One of my long-gone Irish Setters liked the documentaries that had real bird song. She'd dash behind the tv, nose twitching, to locate the birds making the unique songs. (Yes, she was a good hunter in real life, borrowed constantly by people who owned guns. She'd go out with almost anyone dressed for hunting.)
Since I raised her from a pup, and know nothing about hunting, that is truly amazing. She went with the local doctor once... his wife had a litter mate, the pick, supposedly, although I always preferred the one I kept. She paid $50 for her pup, but wouldn't let it hunt, as she disliked having to cook the birds.
He got an English Setter pup trained to hunt for $600 and brought her out... The first time they went, she ran back to the truck when the first shot was fired... She did not know how to honor another dog's point, dashing in before the men were in position, and my dog showed her only scorn, he reported. She had the better nose, and the whole time he had that dog, he'd come get mine, too, so they'd get some birds. I found that terribly funny, as English Setters are "known" to be good hunters, and the big bench style Irishmen like mine were "known" not to have any birding instincts left... but if she was third generation of my breeding, and I didn't know a thing about birds, so where did her hunting abilities come from? She also was from bench champions... so had both.
Now her granddaughter, my final setter, has cancer, and was operated on when it was first found in her mammary glands, so was pup-less. Thus ends a line I began right out of college with a $35.00 dog. I need to get a pup, but just haven't been able to do it, as she'll see it as a replacement, and be offended.
When my friends come with their dogs, she's fine, unless I pet them or pay undue attention to them, then she wants reassurance that she's still top dog in my affections.
But if people come without dogs, she'll fawn all over them, and ignore me... sure she's free to shower affection on anyone anytime. She's a funny girl. Most of the time, she acts as if she has no clue who owns her. She loves everybody. If someone for some reason doesn't WANT to pet her, she'll passionately keep offering her head for petting, just sure she can win them over.

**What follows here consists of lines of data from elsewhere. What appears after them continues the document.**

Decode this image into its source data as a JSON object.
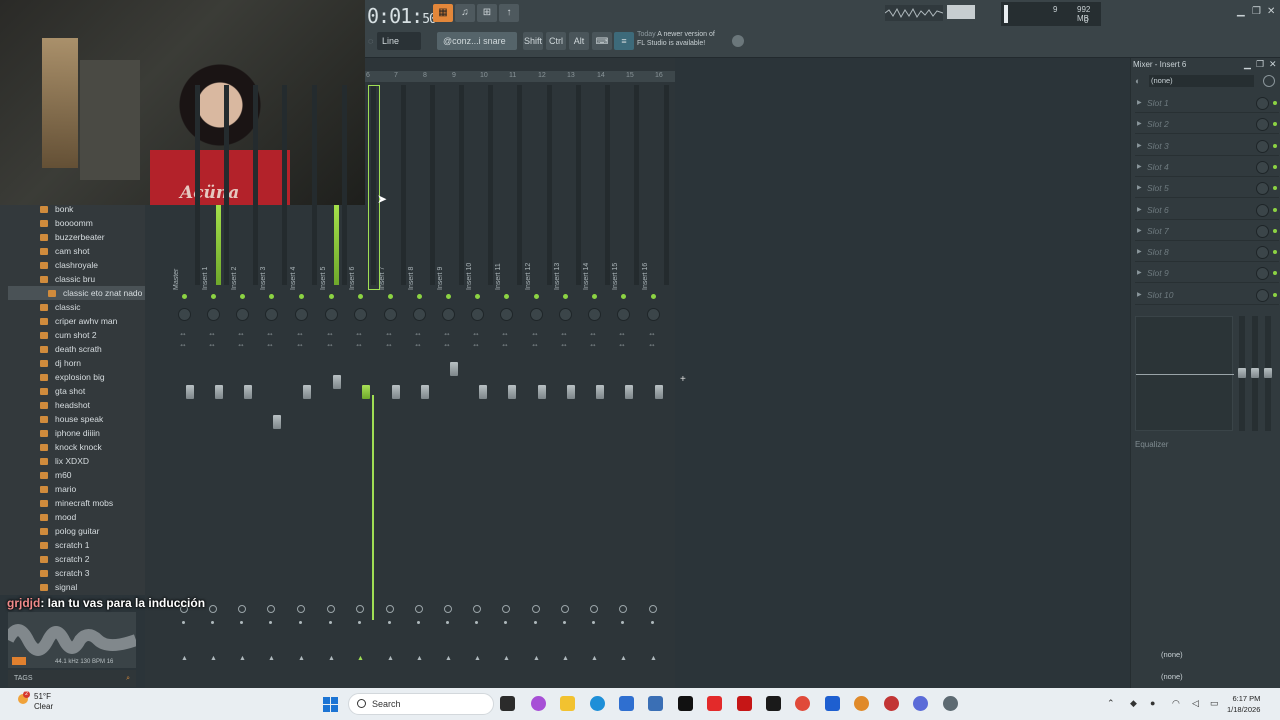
{
  "webcam": {
    "shirt_text": "Acüna"
  },
  "toolbar": {
    "time_main": "0:01:",
    "time_sub": "50",
    "cpu_value": "9",
    "ram_value": "992 MB",
    "poly_value": "0",
    "snap_mode": "Line",
    "pattern": "@conz...i snare",
    "key_shift": "Shift",
    "key_ctrl": "Ctrl",
    "key_alt": "Alt",
    "news_today": "Today",
    "news_text1": "A newer version of",
    "news_text2": "FL Studio is available!"
  },
  "ruler": [
    "6",
    "7",
    "8",
    "9",
    "10",
    "11",
    "12",
    "13",
    "14",
    "15",
    "16"
  ],
  "browser": {
    "items": [
      "bonk",
      "boooomm",
      "buzzerbeater",
      "cam shot",
      "clashroyale",
      "classic bru",
      "classic eto znat nado",
      "classic",
      "criper awhv man",
      "cum shot 2",
      "death scrath",
      "dj horn",
      "explosion big",
      "gta shot",
      "headshot",
      "house speak",
      "iphone diiiin",
      "knock knock",
      "lix XDXD",
      "m60",
      "mario",
      "minecraft mobs",
      "mood",
      "polog guitar",
      "scratch 1",
      "scratch 2",
      "scratch 3",
      "signal"
    ],
    "selected_index": 6,
    "wave_info": "44.1 kHz 130 BPM 16",
    "tags_label": "TAGS"
  },
  "chat": {
    "user": "grjdjd",
    "message": ": Ian tu vas para la inducción"
  },
  "mixer": {
    "tracks": [
      "Master",
      "Insert 1",
      "Insert 2",
      "Insert 3",
      "Insert 4",
      "Insert 5",
      "Insert 6",
      "Insert 7",
      "Insert 8",
      "Insert 9",
      "Insert 10",
      "Insert 11",
      "Insert 12",
      "Insert 13",
      "Insert 14",
      "Insert 15",
      "Insert 16"
    ],
    "selected_track": "Insert 6",
    "active_color": "#9fde54"
  },
  "insert_panel": {
    "title": "Mixer - Insert 6",
    "input": "(none)",
    "slots": [
      "Slot 1",
      "Slot 2",
      "Slot 3",
      "Slot 4",
      "Slot 5",
      "Slot 6",
      "Slot 7",
      "Slot 8",
      "Slot 9",
      "Slot 10"
    ],
    "eq_label": "Equalizer",
    "out1": "(none)",
    "out2": "(none)"
  },
  "taskbar": {
    "temperature": "51°F",
    "condition": "Clear",
    "weather_badge": "2",
    "search_label": "Search",
    "time": "6:17 PM",
    "date": "1/18/2026"
  }
}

My nephews learned early on not to sit beside her on the porch steps -- she gives frequent and sloppy wet willies... Blow in her face, and she'll persist until she gets you. Pity tiny children-- they are constantly in reach, and a dog taller than they are is intimidating, no matter how much SHE loves children.
I hate to see her growing old, and see the lumps spreading. Each time she doesn't come along, I feel that dread all over again. It was bad last night.